Mike Sibley Comment Posted Dec.11th, 2012, viewed 116 times
You've definitely got the right idea, you just need to develop it more. That said, this is not an easy exercise until you get your eye attuned to it. Ideally you need to be aware of the positive marks as you draw upwards, and the negative spaces on the downstrokes. You occasionally left the downstrokes blunt ended - or you're starting with a blunt end and drawing upwards... I can't tell :o)
Develop the negative side of this exercise and I think this will work well for you on a smaller, more realistic scale. And it's good to see you enjoying yourself by working freely. This whole method almost relies on that - too much thought can bring you to a grinding halt.
First this would have worked better if your blacks had been solid. The darker and more solid the background is, the more values you have available for the strands.
This has worked quite well for you in some places, but your strands don't noticeably weave in and out and present an appearance of depth. In order to immediately describe what's happening, you need to be quite aggressive and obvious - very dark cast shadows leading to very bright highlights. Exaggerated cast shadows will send one thread diving beneath another, and you need to shade towards the highlight, just as you did with the lock of hair in Week 5. You need to show me, the viewer, that the lower thread is coming up out of the shade. I've had a quick play with your drawing to show you what I mean - and I've made the darks solid too.

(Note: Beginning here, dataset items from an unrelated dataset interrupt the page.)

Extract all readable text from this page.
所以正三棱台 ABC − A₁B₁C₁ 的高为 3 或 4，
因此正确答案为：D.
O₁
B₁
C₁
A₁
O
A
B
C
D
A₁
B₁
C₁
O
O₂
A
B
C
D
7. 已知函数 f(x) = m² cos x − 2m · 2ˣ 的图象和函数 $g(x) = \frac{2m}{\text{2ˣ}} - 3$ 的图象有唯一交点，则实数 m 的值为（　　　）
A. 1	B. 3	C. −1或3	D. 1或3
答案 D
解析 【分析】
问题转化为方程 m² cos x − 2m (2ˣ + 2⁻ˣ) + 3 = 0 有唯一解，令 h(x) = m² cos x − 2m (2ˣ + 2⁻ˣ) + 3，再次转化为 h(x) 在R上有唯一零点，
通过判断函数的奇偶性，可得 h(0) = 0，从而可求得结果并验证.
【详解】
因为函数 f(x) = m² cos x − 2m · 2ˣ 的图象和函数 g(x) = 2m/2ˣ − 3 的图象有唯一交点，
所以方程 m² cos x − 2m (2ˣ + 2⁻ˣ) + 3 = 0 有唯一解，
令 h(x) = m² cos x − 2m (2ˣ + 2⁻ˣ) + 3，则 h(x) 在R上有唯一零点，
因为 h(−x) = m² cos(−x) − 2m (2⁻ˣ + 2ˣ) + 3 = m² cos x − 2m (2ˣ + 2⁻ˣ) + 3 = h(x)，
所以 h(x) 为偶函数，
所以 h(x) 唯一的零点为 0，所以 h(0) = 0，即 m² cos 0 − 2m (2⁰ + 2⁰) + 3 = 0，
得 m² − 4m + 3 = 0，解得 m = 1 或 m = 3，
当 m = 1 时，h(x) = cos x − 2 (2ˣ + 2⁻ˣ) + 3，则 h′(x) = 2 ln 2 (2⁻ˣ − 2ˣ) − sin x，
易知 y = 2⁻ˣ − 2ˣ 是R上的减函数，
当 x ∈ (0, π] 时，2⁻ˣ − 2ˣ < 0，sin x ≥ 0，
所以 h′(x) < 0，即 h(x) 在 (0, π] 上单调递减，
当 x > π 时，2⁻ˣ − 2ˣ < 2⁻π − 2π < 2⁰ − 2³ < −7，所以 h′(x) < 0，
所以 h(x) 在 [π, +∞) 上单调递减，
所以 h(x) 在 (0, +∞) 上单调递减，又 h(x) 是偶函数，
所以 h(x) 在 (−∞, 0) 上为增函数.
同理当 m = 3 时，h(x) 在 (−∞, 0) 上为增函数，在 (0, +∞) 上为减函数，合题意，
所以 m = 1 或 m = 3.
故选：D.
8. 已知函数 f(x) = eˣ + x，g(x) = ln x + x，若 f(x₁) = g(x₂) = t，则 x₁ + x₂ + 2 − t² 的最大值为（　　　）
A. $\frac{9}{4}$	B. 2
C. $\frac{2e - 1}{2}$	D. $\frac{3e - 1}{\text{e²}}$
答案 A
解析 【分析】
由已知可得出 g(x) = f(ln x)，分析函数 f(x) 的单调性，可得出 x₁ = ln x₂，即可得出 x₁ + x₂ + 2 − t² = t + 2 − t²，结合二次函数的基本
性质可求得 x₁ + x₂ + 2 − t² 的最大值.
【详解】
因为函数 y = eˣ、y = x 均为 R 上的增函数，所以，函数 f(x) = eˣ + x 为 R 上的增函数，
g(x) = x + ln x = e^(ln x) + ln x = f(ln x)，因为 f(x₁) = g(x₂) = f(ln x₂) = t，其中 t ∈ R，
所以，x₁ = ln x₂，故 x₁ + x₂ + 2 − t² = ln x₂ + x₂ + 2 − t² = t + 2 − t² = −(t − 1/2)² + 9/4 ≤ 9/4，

Overall, it's just spoiled by your loss of sharp edges, strands that sometimes change in width, and patchy background shading. The lighter flecks and gaps in those areas catch the eye and it tries to make sense of them. Consequently, it brings those darks forwards, instead of reading them as deep dark holes. Incidentally, if you're finding you have too many dead ends, simply pinch a piece of Blu-Tack into a knife edge and cut some more strands through the black background.
You can use this method to create many subjects from a foreground bird's nest to background straw and hay - to a kitten with a ball of wool in a wicker basket. Because it breaks the subject down into two jobs, it makes the overall subject more manageable, and the spontaneity involved adds naturalism.